Health Affairs, the internationally recognized policy journal, published their first ever issue devoted to precision medicine, which highlights the broad spectrum of issues associated with development and implementation of this field. The collection of articles features real-world examples of precision medicine applications and programs, and proposes policy prescriptions in advancing its implementation and impact in the U.S. and globally. Two articles were published by faculty from the Duke Center of Applied Genomics and Precision Medicine (CAGPM), Director Geoff Ginsburg and Susanne Haga.

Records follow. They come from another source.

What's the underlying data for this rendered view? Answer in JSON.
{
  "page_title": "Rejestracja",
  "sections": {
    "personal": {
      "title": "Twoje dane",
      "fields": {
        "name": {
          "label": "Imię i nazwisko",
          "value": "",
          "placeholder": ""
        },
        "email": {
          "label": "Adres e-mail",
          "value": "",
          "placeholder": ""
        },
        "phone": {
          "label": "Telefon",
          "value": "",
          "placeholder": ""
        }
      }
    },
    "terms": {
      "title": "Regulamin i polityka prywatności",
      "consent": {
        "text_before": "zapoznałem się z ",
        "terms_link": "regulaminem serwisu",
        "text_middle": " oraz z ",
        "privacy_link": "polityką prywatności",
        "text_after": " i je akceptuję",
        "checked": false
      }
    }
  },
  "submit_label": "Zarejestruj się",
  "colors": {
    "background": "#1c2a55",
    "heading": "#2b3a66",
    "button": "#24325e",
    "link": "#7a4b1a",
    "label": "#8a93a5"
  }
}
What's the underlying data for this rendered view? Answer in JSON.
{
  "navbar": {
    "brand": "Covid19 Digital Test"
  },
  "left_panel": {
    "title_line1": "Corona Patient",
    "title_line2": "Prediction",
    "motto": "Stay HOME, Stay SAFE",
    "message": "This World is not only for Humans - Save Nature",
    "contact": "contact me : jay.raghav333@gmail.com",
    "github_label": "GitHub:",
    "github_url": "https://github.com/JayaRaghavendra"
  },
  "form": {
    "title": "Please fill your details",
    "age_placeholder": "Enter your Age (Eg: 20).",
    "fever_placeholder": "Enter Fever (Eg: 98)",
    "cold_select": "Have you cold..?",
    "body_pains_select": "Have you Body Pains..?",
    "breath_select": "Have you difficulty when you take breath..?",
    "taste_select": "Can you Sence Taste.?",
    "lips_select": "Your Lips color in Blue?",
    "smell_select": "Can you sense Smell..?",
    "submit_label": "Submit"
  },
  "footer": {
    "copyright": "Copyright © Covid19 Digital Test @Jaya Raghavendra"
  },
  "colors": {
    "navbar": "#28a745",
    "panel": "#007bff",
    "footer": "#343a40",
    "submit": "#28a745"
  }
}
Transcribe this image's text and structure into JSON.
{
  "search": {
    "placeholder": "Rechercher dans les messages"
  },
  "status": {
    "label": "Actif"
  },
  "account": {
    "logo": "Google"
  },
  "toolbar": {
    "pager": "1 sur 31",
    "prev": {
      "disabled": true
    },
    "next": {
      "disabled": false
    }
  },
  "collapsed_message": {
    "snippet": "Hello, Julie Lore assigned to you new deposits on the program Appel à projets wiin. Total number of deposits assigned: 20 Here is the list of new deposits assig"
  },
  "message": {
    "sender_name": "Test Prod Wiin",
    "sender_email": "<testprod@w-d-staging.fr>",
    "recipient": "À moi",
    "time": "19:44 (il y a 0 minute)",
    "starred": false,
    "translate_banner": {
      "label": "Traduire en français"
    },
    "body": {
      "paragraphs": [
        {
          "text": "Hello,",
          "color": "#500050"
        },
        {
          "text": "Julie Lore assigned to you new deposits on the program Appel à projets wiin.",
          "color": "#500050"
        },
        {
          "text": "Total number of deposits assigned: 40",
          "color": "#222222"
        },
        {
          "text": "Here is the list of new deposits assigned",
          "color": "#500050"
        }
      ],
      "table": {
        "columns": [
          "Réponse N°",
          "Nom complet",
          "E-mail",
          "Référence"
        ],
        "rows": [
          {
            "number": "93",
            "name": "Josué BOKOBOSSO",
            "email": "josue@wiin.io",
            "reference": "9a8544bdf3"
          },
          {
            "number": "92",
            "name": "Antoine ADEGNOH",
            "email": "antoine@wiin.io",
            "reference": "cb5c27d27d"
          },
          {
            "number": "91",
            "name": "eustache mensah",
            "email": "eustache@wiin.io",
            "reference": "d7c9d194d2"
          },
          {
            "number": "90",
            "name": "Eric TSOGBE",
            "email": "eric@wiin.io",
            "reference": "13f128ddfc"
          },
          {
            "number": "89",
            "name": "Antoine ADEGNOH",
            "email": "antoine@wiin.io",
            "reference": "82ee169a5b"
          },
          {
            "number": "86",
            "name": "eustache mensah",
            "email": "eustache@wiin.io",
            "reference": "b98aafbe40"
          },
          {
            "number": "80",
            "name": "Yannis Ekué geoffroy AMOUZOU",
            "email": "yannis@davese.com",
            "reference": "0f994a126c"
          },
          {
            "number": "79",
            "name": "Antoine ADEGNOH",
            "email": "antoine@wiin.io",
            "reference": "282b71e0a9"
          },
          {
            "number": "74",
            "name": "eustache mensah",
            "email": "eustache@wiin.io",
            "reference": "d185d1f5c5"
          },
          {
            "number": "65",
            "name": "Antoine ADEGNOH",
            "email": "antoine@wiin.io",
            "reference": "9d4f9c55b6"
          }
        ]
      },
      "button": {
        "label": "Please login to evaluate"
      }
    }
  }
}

Ginsburg co-authored an overview of precision medicine and its vital stakeholders with Kathryn Phillips, founding director of the Center for Translational and Policy Research on Personalized Medicine (TRANSPERS) at the University of California, San Francisco. “Precision medicine is coming of age,” Ginsburg said. “Data science and digital health combined with genomics and the electronic medical record are making it possible for us to develop and refine predictive models for disease risk, diagnosis, prognosis and response to therapies.” The goal of precision medicine is to improve the efficiency and effectiveness of disease prevention, early detection, diagnosis and treatment. Precision medicine can guide health care decisions towards the most effective treatment for an individual patient, which, in turn, will improve the quality of care while also reducing the need for unnecessary diagnostic testing and therapies. In order for precision medicine to thrive, though, there needs to be collaboration and cooperation from a variety of groups, including patients, healthcare providers, regulators, researchers, health information technology (IT) community, policy makers and consumers. “A robust policy agenda from evidence generation to reimbursement to patient engagement and trust are critical success factors for precision medicine,” Ginsburg said.
In the second paper by CAGPM faculty, Susanne Haga along with Duke undergraduate research assistant Ariel Kantor report on their analysis of the number and types of pharmacogenetic tests offered by clinical testing laboratories in the U.S. “Pharmacogenetic testing is offered by a range of laboratories in academic medical centers, reference labs and specialty labs alike,” says Haga. “Not surprisingly, with next-gen sequencing technologies and the movement to offer tests in advance of treatment, pharmacogenetic testing panels are quite common, but this poses challenges to health providers to decide the most appropriate test for their patients.”
A briefing on the May issue of Health Affairs was held Tuesday, May 8 in Washington, D.C. The webcast from the event is available for download.